With the model in place, it was time to train it. I used the AdamW optimizer and cross-entropy loss. I also evaluated the loss on the train and validation sets every 100 iterations.

optimizer = torch.optim.AdamW(model.parameters(), lr=learning_rate)

for iter in range(max_iters):
    # every once in a while evaluate the loss on train and val sets
    if iter % eval_interval == 0 or iter == max_iters - 1:
        losses = estimate_loss()
        print(f"step {iter}: train loss {losses['train']:.4f}, val loss {losses['val']:.4f}")

    # sample a batch of data
    xb, yb = get_batch('train')

    # evaluate the loss
    logits, loss = model(xb, yb)
    optimizer.zero_grad(set_to_none=True)
    loss.backward()
    optimizer.step()

The Results

After training the model for 100,000 iterations, I generated some text using the model. The results were impressive, with the model generating text that sounded like Shakespeare.

context = torch.zeros((1, 1), dtype=torch.long, device=device)
print(decode(m.generate(context, max_new_tokens=2000)[0].tolist()))

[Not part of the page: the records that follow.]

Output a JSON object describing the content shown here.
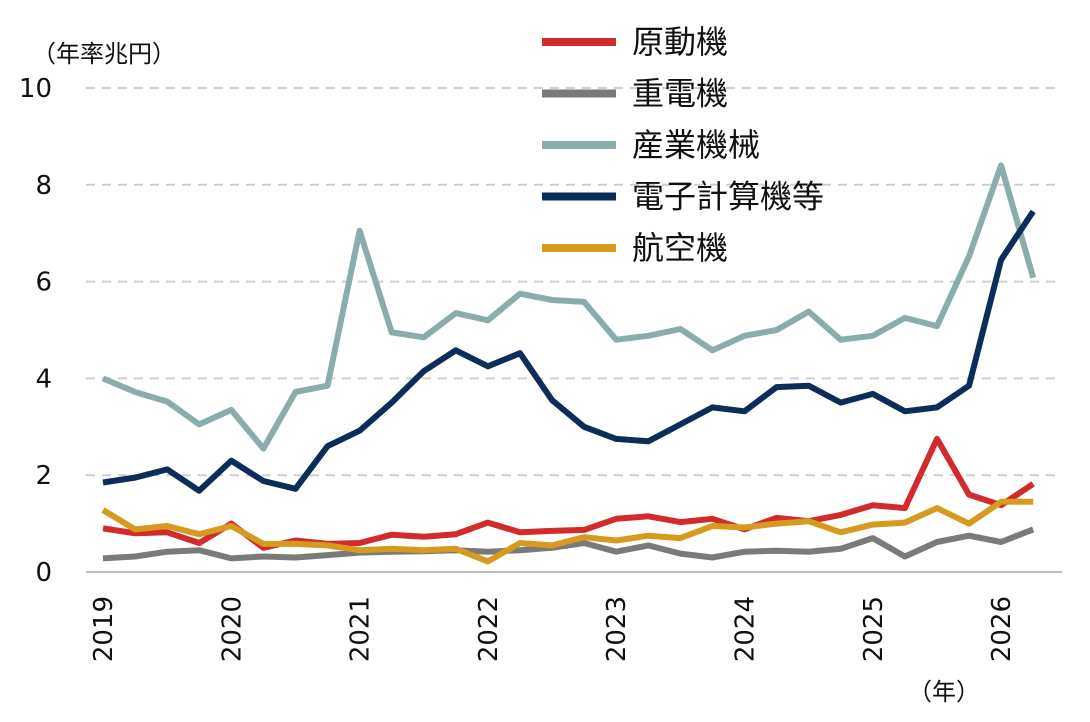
{
  "chart_data": {
    "type": "line",
    "y_unit_label": "（年率兆円）",
    "x_unit_label": "（年）",
    "ylim": [
      0,
      10
    ],
    "yticks": [
      "0",
      "2",
      "4",
      "6",
      "8",
      "10"
    ],
    "xlim": [
      2019,
      2026.5
    ],
    "xticks": [
      "2019",
      "2020",
      "2021",
      "2022",
      "2023",
      "2024",
      "2025",
      "2026"
    ],
    "grid": true,
    "legend_position": "top-center",
    "x": [
      2019.0,
      2019.25,
      2019.5,
      2019.75,
      2020.0,
      2020.25,
      2020.5,
      2020.75,
      2021.0,
      2021.25,
      2021.5,
      2021.75,
      2022.0,
      2022.25,
      2022.5,
      2022.75,
      2023.0,
      2023.25,
      2023.5,
      2023.75,
      2024.0,
      2024.25,
      2024.5,
      2024.75,
      2025.0,
      2025.25,
      2025.5,
      2025.75,
      2026.0,
      2026.25
    ],
    "series": [
      {
        "name": "原動機",
        "color": "#d22b2b",
        "values": [
          0.9,
          0.8,
          0.82,
          0.6,
          1.0,
          0.5,
          0.65,
          0.58,
          0.6,
          0.77,
          0.73,
          0.78,
          1.02,
          0.82,
          0.85,
          0.87,
          1.1,
          1.15,
          1.03,
          1.1,
          0.88,
          1.12,
          1.05,
          1.18,
          1.38,
          1.32,
          2.75,
          1.6,
          1.38,
          1.82
        ]
      },
      {
        "name": "重電機",
        "color": "#7a7a7a",
        "values": [
          0.28,
          0.32,
          0.42,
          0.45,
          0.28,
          0.32,
          0.3,
          0.35,
          0.4,
          0.42,
          0.43,
          0.45,
          0.42,
          0.45,
          0.5,
          0.6,
          0.42,
          0.55,
          0.38,
          0.3,
          0.42,
          0.44,
          0.42,
          0.48,
          0.7,
          0.32,
          0.62,
          0.75,
          0.62,
          0.88
        ]
      },
      {
        "name": "産業機械",
        "color": "#8aacac",
        "values": [
          4.0,
          3.72,
          3.52,
          3.05,
          3.35,
          2.55,
          3.72,
          3.85,
          7.05,
          4.95,
          4.85,
          5.35,
          5.2,
          5.75,
          5.62,
          5.58,
          4.8,
          4.88,
          5.02,
          4.58,
          4.88,
          5.0,
          5.38,
          4.8,
          4.88,
          5.25,
          5.08,
          6.52,
          8.4,
          6.08
        ]
      },
      {
        "name": "電子計算機等",
        "color": "#0b2d57",
        "values": [
          1.85,
          1.95,
          2.12,
          1.68,
          2.3,
          1.88,
          1.72,
          2.6,
          2.92,
          3.5,
          4.15,
          4.58,
          4.25,
          4.52,
          3.55,
          3.0,
          2.75,
          2.7,
          3.05,
          3.4,
          3.32,
          3.82,
          3.85,
          3.5,
          3.68,
          3.32,
          3.4,
          3.85,
          6.45,
          7.45
        ]
      },
      {
        "name": "航空機",
        "color": "#d59a1e",
        "values": [
          1.28,
          0.88,
          0.95,
          0.78,
          0.95,
          0.58,
          0.58,
          0.55,
          0.45,
          0.48,
          0.45,
          0.48,
          0.22,
          0.6,
          0.55,
          0.72,
          0.65,
          0.75,
          0.7,
          0.95,
          0.92,
          1.0,
          1.05,
          0.82,
          0.98,
          1.02,
          1.32,
          1.0,
          1.45,
          1.45
        ]
      }
    ]
  }
}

Here is a sample of the generated text:

JULIET:
When yet shed did forward, the dish weather bequar and father
but and build into me; but satisfied
not imputeous office, steel;
I could say it prayer, better? my son,
Is Romeo: the stession
That he reak offence,--more? than we call the other world
And to this sanctuary fellow: if Godoen Richard,
Sir, not it mine Escaptaine: engs dood.

Second Servingman:
Be rid your father on, sir; if your kind for Fortune to my bound do before thee,
Either now, to't! Ply Tybaln!
Besides! whither, good kinsman, sirrah,
Whither to both lask, wife with thee,
He would sit be the oin; he make
I will all great woon with them.

VIRGILLIO:
Nay, my lord is the hungeral with her?
Whose'er to him. Come, go yie much
Is King Ricquirs bosom, on live;
And so how we then?

Can May derty, and looks so, or much
pater ease: then a lambury
Of the death embrother, and now
If it not do? the hay may had lew take the housand, that bear me said just,
And he showly herefore: Romeo let hear and Romeo! What but ye we would I cannot comfort wife;
We may so be safe-her. We have not very
counsels are petty of the counsel-graved feel at this,
With hell kill themself must be roguing Edward's oaths.

DUCHESSS OF YORK:
Away; and scain of the bosow, this of his second mewift out!
O, how if such every thing, by my pating soul's death.
Yo marry his deed in
to yield believe, Grey? Paria,
Not's of friends to Hontesterty like
To out of Him goise.

Conclusion

In conclusion, I was able to use GPT-3 to generate text that sounded like Shakespeare. While I may not be the next Shakespeare, this project was a fun and interesting way to explore the capabilities of language models and their potential applications. With further training and fine-tuning, it’s possible that these models could be used to generate more complex and nuanced text, such as poetry or even entire novels. The possibilities are endless, and I’m excited to see where this technology will take us in the future. I hope you find this helpful!